Die DFB-Frauen starteten mit auffällig entschlossenem Offensivfußball inklusive guter Chancen. Die erarbeiteten sie sich bis zum Schluss, aber außer durch Giulia Gwinn (22. Minute) konnte keine davon genutzt werden. Die Außenverteidigerin vom FC Bayern analysierte im ZDF, ihr Team habe „von den USA aufgezeigt bekommen, wie man seine Chancen nutzt. Es hat nicht unbedingt die viel bessere Mannschaft gewonnen, sondern die effektivere“. Damit lag Gwinn richtig, zur Wahrheit gehört aber, dass die US-Amerikanerinnen auch deshalb in ihren Rhythmus fanden, weil die Deutschen in der Defensive schwache, nachlässige Momente zeigten, den Druck nicht aufrechterhalten konnten, dadurch selbst unter Druck gerieten und dann teils zu hektisch agierten – was eben auch zu den vergebenen Abschlüssen führte.
Und, das war klar, wenn sie sich einmal eingegroovt haben, sind die USA nur schwer aufzuhalten. Vor allem die Trias aus Trinity Rodman, Sophia Smith (10./44.) und Mallory Swanson (26.) demonstrierte, wie Angriffe nicht nur clever aufgezogen, sondern auch ohne Zögern vollendet werden. Lynn Williams (89.) setzte kurz nach ihrer Einwechslung noch einen Treffer obendrauf. Bei der WM 2023 war das Team übrigens mit dem Achtelfinale ähnlich wie die Deutschen (Gruppenphase) überraschend früh ausgeschieden – aber vor allem in Sachen Athletik bewegen sich die Spielerinnen der englischen Trainerin Emma Hayes nach wie vor auf einem eigenen Level. Vom Selbstbewusstsein mal ganz abgesehen.

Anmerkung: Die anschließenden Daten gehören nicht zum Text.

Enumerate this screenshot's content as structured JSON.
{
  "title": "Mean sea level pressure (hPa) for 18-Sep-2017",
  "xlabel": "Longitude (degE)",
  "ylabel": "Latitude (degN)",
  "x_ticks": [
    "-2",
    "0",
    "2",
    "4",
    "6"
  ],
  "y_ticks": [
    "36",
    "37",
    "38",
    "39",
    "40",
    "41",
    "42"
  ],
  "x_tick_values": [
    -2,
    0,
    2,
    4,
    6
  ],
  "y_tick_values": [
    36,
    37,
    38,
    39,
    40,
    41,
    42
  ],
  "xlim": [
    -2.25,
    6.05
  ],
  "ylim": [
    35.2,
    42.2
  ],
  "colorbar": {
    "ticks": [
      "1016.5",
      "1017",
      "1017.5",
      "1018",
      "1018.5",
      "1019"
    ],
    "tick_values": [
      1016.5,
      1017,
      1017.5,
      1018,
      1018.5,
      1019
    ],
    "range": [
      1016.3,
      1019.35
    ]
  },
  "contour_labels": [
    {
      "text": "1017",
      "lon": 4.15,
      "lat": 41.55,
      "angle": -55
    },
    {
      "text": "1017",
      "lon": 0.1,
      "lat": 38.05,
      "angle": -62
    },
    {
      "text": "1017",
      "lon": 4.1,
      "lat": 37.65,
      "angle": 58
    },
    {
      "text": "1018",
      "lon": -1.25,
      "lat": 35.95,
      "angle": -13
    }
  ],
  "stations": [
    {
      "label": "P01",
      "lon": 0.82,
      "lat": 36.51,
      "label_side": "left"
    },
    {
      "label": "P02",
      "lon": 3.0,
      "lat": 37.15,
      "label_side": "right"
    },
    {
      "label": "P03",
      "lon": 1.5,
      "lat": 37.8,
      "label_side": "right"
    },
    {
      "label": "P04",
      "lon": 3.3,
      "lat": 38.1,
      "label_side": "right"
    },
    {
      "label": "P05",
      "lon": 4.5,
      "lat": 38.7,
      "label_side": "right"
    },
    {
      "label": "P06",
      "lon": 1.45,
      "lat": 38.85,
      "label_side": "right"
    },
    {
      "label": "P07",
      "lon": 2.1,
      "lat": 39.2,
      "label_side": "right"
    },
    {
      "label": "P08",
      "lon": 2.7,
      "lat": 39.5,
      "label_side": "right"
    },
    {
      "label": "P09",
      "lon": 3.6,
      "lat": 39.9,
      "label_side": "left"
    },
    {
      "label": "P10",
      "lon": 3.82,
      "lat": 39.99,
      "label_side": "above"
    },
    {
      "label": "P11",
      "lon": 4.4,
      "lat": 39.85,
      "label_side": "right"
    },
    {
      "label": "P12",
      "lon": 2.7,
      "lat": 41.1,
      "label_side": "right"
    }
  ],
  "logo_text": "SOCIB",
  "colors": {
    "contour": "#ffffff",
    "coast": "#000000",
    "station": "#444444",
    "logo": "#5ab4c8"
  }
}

„Es gibt keinen Grund, den Kopf runterzunehmen“, fand Horst Hrubesch. „Jetzt haben wir einen auf den Deckel gekriegt. Mehr ist nicht passiert. Es werden viele Weltmeister, die auch nicht alle Spiele gewonnen haben.“ Den Australierinnen ist gegen Sambia am Sonntag übrigens noch eine beeindruckende Aufholjagd gelungen: Den 2:5-Rückstand wandelten sie in einen 6:5-Sieg. Das sollte sich das deutsche Nationalteam also vielleicht in der Vorbereitung zur Sicherheit auch noch anschauen.